David F. Polster, M.Sc., R.P. Bio
David F. Polster, R.P. Bio., is a plant ecologist with over 37 years of experience in vegetation studies, reclamation, and invasive species management. He graduated from the University of Victoria with an Honours Bachelor of Science degree in 1975 and a Master of Science degree in 1977. He has developed a wide variety of reclamation techniques for mines, industrial developments, and steep/unstable slopes, as well as techniques for the re-establishment of riparian and aquatic habitats. He is the past president (third term) of the Canadian Land Reclamation Association. He is the treasurer for the Western Canada Chapter of the Society for Ecological Restoration and is the NW Regional Representative on the board of the international Society for Ecological Restoration (SER). He was recently awarded the prestigious John Rieger Award from SER. He serves as the alternate mining representative on the board of the Invasive Species Council of BC.
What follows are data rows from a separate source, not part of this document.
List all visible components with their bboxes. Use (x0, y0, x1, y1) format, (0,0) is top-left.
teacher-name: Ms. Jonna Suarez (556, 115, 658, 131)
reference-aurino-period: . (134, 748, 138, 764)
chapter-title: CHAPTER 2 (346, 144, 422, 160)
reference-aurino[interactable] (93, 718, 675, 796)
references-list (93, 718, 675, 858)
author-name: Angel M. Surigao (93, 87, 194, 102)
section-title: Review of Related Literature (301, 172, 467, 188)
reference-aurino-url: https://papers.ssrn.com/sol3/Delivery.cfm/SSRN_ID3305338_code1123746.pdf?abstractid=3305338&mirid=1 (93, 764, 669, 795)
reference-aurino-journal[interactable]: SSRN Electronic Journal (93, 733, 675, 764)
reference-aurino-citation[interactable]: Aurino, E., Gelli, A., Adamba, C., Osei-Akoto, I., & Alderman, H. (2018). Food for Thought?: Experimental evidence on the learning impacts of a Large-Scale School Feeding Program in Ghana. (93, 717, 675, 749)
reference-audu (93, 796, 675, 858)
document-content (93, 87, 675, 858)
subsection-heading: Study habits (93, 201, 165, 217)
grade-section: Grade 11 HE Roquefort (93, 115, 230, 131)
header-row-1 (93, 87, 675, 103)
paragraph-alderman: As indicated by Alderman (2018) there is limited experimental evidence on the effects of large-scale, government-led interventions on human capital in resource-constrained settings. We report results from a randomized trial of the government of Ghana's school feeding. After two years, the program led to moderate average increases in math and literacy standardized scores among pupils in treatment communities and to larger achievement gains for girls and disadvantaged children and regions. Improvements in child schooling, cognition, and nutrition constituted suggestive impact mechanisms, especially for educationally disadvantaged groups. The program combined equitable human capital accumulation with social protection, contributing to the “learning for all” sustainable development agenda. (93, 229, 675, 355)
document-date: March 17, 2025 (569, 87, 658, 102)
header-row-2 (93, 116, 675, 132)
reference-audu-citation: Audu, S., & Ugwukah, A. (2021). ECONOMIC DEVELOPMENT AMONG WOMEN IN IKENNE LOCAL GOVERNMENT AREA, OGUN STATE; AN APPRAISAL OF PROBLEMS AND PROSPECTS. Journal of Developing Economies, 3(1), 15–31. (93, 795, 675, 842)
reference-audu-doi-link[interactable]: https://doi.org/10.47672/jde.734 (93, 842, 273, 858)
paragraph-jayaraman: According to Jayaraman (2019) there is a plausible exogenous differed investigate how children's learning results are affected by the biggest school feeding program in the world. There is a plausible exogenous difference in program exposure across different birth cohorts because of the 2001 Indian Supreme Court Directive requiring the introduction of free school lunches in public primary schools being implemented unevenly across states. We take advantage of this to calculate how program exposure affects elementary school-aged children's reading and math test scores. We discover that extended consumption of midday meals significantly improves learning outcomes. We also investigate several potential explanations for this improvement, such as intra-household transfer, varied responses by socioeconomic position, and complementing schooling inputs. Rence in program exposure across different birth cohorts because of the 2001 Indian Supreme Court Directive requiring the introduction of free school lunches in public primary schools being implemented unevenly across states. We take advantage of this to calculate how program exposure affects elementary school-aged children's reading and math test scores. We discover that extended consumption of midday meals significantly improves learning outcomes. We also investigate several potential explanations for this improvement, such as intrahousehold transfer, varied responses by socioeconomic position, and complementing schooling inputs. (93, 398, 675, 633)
Polster Environmental Services, Ltd.
Dave has provided on-site design and direction in the development of reclamation and bioengineering systems for restoration of severely damaged ecosystems. He served as the environmental supervisor for CP Rail's massive Roger's Pass Project. He was responsible for developing the bioengineering systems that have successfully revegetated a portion of the Point Grey cliffs at UBC. Dave has prepared reclamation plans for numerous mines, quarries, and gravel pits in Canada. He pioneered the concept of successional reclamation where the aim of the reclamation program is the re-integration of the disturbed site into the natural processes of vegetation succession. He has applied his knowledge in ecology to solving problems of unwanted and invasive vegetation. He has authored numerous papers and teaches graduate level courses on these topics.